«On entend des coups de feu, des avions militaires et des tirs antiaériens», rapporte à l’AFP un habitant de Khartoum, alors qu’une trêve de trois jours, officiellement en vigueur depuis lundi mais violée dès son début, doit s’achever ce mercredi à minuit.
Le Soudan du Sud, médiateur traditionnel au Soudan, a annoncé avoir obtenu «un accord de principe» du chef de l’armée Abdel Fattah al-Burhane et de Mohamed Hamdane Daglo, à la tête des paramilitaires des Forces de soutien rapide (FSR) qui se disputent le pouvoir depuis le 15 avril.

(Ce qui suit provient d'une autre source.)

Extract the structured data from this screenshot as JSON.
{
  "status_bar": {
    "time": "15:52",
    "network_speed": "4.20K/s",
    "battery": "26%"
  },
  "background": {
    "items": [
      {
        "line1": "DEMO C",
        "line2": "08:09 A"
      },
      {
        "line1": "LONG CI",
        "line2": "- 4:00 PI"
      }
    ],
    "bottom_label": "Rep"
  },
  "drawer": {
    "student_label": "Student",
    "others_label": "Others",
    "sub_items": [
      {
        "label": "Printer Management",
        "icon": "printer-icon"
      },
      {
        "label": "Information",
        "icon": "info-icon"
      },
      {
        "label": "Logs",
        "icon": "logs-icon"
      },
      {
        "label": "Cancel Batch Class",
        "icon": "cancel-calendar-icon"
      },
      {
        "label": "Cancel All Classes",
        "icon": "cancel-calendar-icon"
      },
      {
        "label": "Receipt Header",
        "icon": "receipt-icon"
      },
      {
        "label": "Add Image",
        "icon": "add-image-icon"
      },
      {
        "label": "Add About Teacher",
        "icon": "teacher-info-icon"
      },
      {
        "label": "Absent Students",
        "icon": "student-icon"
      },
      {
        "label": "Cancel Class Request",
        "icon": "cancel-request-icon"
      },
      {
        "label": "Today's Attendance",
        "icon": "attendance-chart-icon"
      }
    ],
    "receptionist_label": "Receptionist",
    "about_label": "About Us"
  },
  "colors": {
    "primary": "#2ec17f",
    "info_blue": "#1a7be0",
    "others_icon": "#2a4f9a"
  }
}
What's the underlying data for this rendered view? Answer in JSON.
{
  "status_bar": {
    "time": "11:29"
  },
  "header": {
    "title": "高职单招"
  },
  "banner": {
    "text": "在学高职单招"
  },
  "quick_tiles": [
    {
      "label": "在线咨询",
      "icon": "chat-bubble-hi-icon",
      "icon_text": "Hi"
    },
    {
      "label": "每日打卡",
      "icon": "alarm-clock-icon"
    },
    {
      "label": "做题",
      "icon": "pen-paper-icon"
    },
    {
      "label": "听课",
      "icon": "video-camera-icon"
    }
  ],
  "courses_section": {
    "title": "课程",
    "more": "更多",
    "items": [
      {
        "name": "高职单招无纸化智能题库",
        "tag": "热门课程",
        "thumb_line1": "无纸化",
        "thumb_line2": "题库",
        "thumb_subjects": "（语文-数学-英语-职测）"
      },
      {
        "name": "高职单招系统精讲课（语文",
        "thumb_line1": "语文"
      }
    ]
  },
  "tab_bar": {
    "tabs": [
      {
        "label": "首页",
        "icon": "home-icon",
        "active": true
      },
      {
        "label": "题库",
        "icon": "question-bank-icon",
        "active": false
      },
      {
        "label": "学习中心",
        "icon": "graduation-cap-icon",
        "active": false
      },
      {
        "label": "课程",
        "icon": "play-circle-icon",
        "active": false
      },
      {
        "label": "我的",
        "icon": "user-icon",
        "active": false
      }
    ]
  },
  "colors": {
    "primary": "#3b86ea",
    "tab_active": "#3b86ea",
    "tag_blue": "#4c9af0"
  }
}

Les deux rivaux ont approuvé une trêve «du 4 au 11 mai», assure dans un communiqué le ministère des Affaires étrangères du Soudan du Sud. Agissant sur initiative de l’organisation régionale est-africaine Igad, le président sud-soudanais Salva Kiir, a plaidé pour qu’ils profitent de cette trêve «pour nommer des représentants et proposer une date pour le début des négociations» en vue d’obtenir un cessez-le-feu permanent.
Des discussions techniques
Farhan Haq, porte-parole adjoint du secrétaire général des Nations unies Antonio Guterres, a salué cette annonce. «D’abord, bien sûr, nous devrons voir si c’est accepté par toutes les parties», a-t-il dit néanmoins lors d’une point de presse. Or aucune n’a commenté dans l’immédiat la déclaration sud-soudanaise, et les affrontements ne se sont pas arrêtés à Khartoum.
Les combats ont fait plus de 500 morts, principalement dans la capitale et au Darfour (ouest), et des milliers de blessés, selon le ministère soudanais de la Santé. Un bilan qui pourrait être largement sous-estimé selon l’ONU.
Plus de 330.000 personnes ont été déplacées et 100.000 sont parties vers les pays voisins, selon l’ONU qui s’attend à huit fois plus de réfugiés. Ceux qui restent endurent des pénuries d’eau, d’électricité et de nourriture à Khartoum. Le conflit a plongé le pays, l’un des plus pauvres au monde, dans une «véritable catastrophe», selon l’ONU.
«Sans intervention décisive, le scénario le plus probable est celui d’une guerre civile protéiforme, longue et sanglante»
— Ernst Jan Hogendoorn, expert du Soudan pour Atlantic Council.
Avant l’annonce de la trêve par Juba, l’émissaire de l’ONU au Soudan, Volker Perthes, avait indiqué que les deux belligérants s’étaient dits «prêts à entamer des discussions techniques» qui «pourraient se tenir en Arabie saoudite». Mais un retour aux négociations politiques ne sera envisageable qu’après une véritable trêve, a-t-il martelé. Après les autorités saoudiennes, un émissaire du général Burhane a rencontré les autorités égyptiennes et la Ligue arabe. Lui aussi a plaidé pour que la communauté internationale négocie une trêve.
«Catastrophe humanitaire ahurissante»
Mais l’Union africaine (UA) a appelé à éviter «une action dispersée». «Notre priorité aujourd’hui est de faire respecter et prolonger le cessez-le-feu», a assuré Moussa Faki, le président de la Commission de l’UA. L’objectif est «la reprise du processus politique dans le pays», a-t-il ajouté.
«Sans intervention décisive, le scénario le plus probable est celui d’une guerre civile protéiforme, longue et sanglante», met en garde pour sa part Ernst Jan Hogendoorn pour Atlantic Council. Cet expert du Soudan s’attend à une «catastrophe humanitaire ahurissante, semblable à celle en Somalie, en Syrie ou au Yémen», avec un risque de déstabilisation régionale.
Depuis Nairobi, le responsable de l’ONU pour les affaires humanitaires, Martin Griffiths, tente de négocier l’entrée de l’aide alors que les bombardements et les pillages n’ont épargné ni les hôpitaux ni les organisations humanitaires. L’aide parvient toutefois au compte-gouttes: MSF a acheminé «dix tonnes» de fournitures médicales mardi après six conteneurs de l’OMS et un avion de la Croix-Rouge.
La situation est plus critique encore au Darfour-Ouest, frontalier du Tchad, où les violences ont tué, selon l’ONU, une centaine de personnes depuis la semaine dernière, dans cette région traumatisée par une guerre sanglante dans les années 2000.